Well first a comment to another ultimative CO bot: This is the 5th time I heard about a new bot (which is most likely never gonna be released), all of those projects have probably been cancelled.
Do you even know how to login and reply to the bot check packets? I doubt that.
The way I cracked BJX requires a bit more than just an hex editor and a packet sniffer. If it was so easy why didn't you crack it?
Shareware authors thinking hardware protections were some heavy kind of protection were proven wrong some hours after they released their protected software.
Redirecting some API's so that the software thinks it's always running on 1 computer combined with a valid serial for that machine is the easiest way to crack that kind of protection.
Once your software runs in functional mode (when it can do the job it's made for) it can be dumped, all parts rebuilt, cracked and be used in registered mode.

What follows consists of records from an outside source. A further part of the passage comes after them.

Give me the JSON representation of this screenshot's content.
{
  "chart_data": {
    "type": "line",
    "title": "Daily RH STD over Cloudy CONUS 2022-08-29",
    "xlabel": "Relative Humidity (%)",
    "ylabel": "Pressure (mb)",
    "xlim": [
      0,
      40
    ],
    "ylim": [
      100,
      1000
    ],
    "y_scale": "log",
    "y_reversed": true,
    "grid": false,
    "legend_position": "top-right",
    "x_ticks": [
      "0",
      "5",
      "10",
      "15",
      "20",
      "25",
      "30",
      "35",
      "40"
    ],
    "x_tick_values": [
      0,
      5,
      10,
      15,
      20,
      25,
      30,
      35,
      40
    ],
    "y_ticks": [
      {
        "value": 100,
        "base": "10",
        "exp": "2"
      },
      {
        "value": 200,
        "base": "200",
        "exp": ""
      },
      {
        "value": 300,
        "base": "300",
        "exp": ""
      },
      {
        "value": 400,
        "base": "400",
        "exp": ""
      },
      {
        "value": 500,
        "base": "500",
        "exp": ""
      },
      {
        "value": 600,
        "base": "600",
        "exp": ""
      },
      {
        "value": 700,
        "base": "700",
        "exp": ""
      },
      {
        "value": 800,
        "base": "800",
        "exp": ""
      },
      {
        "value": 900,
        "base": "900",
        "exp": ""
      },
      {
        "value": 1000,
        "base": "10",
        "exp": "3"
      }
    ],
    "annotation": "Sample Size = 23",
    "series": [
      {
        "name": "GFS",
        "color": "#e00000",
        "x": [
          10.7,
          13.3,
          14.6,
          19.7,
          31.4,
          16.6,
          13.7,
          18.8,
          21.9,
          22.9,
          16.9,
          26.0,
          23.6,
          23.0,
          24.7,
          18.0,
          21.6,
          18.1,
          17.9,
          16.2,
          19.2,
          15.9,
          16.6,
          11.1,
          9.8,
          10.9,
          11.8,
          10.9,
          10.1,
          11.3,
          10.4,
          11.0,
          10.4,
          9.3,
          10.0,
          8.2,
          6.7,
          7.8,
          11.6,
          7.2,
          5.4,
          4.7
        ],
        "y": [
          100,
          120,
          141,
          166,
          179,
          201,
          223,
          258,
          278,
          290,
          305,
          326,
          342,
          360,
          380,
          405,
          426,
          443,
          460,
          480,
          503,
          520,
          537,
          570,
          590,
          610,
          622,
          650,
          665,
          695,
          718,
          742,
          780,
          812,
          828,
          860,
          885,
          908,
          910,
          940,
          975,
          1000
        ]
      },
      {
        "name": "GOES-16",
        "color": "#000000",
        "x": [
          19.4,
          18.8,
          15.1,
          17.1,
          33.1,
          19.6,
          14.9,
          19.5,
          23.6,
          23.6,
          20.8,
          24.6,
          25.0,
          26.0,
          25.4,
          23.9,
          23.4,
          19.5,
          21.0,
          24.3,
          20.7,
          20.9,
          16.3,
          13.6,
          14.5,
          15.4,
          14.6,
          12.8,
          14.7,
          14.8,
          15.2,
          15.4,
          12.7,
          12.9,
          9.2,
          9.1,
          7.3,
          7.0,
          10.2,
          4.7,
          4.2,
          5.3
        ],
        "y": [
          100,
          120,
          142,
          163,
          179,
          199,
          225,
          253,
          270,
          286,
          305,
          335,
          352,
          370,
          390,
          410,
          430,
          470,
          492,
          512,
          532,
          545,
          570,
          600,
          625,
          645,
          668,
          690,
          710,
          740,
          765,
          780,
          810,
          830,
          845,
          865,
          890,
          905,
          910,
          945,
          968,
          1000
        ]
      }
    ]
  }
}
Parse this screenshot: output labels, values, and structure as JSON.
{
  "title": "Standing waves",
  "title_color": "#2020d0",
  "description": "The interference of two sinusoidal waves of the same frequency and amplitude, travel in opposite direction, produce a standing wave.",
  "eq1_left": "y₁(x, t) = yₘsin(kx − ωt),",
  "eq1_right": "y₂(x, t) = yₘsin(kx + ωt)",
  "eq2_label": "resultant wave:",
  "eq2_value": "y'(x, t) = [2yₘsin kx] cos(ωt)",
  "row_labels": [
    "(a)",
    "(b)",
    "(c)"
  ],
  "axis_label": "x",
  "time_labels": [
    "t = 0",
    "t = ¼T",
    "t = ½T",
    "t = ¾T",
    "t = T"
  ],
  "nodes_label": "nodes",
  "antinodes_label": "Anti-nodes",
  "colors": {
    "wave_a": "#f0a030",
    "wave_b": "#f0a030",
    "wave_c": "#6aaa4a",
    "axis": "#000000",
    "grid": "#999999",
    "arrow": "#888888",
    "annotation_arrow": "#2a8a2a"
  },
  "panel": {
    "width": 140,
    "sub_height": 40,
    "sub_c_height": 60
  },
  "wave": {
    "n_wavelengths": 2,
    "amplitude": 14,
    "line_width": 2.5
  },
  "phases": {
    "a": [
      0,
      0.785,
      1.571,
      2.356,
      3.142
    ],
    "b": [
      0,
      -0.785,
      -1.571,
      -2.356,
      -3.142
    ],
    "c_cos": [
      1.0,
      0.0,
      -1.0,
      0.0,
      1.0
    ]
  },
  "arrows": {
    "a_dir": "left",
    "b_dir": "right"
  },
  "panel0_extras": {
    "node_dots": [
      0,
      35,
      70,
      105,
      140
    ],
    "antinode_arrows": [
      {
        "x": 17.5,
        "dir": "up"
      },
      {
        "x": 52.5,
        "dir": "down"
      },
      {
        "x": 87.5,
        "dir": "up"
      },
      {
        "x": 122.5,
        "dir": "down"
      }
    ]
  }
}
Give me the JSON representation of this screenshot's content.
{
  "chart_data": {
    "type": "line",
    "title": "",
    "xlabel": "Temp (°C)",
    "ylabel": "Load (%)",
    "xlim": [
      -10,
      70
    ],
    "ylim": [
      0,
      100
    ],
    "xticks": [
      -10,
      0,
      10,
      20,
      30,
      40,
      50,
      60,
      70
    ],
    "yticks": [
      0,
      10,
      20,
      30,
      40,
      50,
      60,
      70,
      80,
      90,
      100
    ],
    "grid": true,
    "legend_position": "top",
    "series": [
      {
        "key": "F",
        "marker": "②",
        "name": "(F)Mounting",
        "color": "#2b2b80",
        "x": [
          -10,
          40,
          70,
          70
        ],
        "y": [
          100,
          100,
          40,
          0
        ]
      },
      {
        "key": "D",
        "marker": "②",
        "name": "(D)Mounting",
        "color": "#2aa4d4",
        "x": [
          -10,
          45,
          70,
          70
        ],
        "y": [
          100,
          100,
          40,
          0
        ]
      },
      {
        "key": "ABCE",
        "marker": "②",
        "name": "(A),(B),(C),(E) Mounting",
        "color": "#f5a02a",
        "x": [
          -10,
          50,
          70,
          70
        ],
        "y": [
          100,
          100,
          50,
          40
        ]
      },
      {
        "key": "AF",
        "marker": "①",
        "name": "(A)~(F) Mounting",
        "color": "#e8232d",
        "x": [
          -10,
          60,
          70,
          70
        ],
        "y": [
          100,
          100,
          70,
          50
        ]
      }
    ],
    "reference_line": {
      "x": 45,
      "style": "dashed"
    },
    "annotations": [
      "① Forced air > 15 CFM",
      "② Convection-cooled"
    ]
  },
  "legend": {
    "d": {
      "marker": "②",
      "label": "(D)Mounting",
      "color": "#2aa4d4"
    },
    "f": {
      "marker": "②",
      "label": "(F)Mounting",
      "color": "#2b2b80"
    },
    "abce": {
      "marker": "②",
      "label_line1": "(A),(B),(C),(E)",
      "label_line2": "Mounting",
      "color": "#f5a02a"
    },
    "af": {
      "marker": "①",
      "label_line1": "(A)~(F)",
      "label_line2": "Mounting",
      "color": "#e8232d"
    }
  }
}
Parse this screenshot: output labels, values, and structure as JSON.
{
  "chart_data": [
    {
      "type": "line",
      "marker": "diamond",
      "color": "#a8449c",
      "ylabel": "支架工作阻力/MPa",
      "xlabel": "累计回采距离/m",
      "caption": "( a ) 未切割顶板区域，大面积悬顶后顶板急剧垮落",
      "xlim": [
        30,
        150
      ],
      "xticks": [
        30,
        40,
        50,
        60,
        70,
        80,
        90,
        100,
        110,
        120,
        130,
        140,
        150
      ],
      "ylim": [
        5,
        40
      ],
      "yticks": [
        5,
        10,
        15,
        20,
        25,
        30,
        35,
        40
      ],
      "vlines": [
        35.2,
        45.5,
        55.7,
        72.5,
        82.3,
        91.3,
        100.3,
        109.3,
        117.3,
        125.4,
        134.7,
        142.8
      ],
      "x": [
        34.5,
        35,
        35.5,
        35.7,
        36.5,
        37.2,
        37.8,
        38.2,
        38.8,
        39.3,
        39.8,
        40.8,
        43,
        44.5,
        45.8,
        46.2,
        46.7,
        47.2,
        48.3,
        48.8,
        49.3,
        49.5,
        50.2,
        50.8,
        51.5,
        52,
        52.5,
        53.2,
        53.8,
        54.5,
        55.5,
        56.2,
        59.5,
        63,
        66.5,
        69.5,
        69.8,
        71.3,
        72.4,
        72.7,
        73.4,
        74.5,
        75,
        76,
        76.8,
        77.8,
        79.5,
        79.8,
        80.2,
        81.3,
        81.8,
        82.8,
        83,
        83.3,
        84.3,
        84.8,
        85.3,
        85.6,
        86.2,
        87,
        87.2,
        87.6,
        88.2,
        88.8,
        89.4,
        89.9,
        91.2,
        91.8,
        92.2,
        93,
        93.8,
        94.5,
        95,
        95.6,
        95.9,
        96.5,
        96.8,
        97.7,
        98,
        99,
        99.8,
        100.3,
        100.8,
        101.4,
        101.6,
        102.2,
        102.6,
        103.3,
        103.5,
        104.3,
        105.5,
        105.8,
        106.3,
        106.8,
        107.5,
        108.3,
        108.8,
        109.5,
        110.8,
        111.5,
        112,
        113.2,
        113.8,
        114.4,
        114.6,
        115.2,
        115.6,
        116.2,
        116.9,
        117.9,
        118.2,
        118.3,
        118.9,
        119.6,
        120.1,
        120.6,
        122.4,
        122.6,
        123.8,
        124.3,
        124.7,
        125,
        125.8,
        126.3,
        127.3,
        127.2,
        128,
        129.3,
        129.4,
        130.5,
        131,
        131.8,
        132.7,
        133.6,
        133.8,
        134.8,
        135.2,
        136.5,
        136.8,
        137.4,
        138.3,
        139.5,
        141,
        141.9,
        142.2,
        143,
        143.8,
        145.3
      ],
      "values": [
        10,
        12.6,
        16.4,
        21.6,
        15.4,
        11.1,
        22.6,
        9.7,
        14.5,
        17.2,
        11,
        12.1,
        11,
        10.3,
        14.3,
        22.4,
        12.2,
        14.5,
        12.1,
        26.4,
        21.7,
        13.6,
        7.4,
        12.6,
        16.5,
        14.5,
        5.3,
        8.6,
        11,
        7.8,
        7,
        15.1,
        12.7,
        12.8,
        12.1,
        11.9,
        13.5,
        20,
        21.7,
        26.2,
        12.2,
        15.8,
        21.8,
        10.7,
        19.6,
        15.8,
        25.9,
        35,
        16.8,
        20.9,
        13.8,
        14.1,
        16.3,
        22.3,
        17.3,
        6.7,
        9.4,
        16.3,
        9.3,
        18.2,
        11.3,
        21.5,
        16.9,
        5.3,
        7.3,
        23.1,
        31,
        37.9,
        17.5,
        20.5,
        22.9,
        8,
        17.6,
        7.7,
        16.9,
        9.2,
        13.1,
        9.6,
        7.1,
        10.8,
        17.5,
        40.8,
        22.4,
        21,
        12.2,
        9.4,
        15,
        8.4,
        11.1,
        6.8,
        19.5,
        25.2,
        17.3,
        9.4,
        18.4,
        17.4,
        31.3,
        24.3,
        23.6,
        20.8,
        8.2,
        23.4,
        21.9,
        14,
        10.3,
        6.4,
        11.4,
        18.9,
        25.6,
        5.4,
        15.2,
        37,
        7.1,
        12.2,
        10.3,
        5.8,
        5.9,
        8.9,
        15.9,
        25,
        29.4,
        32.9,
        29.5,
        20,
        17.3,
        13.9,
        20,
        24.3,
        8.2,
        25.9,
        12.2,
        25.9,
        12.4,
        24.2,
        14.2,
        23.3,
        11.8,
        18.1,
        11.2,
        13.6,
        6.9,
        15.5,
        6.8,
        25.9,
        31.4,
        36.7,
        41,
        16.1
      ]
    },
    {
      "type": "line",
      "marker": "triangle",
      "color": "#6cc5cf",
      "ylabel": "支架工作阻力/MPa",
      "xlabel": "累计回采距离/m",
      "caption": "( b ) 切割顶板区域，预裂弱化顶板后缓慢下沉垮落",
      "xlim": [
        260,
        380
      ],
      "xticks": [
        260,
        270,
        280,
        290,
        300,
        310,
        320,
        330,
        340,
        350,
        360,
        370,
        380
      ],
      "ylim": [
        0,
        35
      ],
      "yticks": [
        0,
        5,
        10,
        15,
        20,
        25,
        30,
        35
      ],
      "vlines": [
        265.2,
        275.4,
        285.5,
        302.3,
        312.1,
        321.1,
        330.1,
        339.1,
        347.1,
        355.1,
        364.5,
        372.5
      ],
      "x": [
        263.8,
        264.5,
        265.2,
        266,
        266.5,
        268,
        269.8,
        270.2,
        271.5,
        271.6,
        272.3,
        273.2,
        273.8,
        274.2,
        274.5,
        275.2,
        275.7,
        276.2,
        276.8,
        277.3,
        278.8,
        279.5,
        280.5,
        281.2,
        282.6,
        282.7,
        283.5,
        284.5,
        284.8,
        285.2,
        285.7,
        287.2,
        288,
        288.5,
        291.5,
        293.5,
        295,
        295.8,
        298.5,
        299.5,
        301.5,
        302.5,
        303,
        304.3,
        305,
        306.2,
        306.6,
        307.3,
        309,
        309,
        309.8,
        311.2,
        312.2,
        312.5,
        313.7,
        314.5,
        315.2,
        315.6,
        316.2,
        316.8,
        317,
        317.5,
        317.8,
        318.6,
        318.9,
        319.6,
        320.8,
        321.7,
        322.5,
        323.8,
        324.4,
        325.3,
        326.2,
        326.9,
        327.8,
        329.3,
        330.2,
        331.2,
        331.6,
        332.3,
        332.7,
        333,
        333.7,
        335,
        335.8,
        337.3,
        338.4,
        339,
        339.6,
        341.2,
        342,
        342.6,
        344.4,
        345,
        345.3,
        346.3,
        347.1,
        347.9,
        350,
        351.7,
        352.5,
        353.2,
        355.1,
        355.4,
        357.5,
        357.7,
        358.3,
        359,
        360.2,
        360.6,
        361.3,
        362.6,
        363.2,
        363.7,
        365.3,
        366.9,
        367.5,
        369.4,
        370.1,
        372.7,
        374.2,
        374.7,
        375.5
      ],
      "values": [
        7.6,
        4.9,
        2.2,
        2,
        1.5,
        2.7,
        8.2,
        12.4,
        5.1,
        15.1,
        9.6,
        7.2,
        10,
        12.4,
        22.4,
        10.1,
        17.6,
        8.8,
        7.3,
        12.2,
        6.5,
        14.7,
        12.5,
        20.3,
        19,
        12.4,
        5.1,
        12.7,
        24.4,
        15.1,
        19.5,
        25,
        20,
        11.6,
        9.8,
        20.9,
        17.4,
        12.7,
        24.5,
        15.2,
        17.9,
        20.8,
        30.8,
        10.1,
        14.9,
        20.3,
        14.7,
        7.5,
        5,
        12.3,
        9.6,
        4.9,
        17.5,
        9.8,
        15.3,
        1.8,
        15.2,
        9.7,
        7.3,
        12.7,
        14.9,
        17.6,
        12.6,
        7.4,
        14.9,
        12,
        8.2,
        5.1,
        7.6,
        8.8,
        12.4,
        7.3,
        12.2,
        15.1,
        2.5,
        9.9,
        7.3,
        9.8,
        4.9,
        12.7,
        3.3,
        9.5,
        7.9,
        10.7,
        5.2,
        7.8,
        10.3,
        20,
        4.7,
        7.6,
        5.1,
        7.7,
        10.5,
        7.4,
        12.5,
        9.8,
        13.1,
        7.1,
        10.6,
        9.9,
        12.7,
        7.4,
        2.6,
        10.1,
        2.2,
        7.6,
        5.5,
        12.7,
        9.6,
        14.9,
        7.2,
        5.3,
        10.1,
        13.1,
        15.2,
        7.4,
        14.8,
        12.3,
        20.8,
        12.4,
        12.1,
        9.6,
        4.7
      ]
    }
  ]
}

And if you do not distribute shareware versions of that software, 1 registered copy is enough in order to make a version fully functional on every machine.
If you want to play the cat-n-mouse game (releasing new versions of your software when it's cracked) remember, there are 10.000 crackers vs 1 shareware author.
I gave up protecting all of my software, it causes additional incompatibility, instability, bugs, slows the software down on runtime, and if a cracker really wants to crack it, it will be cracked. All I do now is UPX it and remove decompression informations so that some novice crackers couldn't see the code.
Anything which runs can be cracked, and the cracker is always the winner in the end.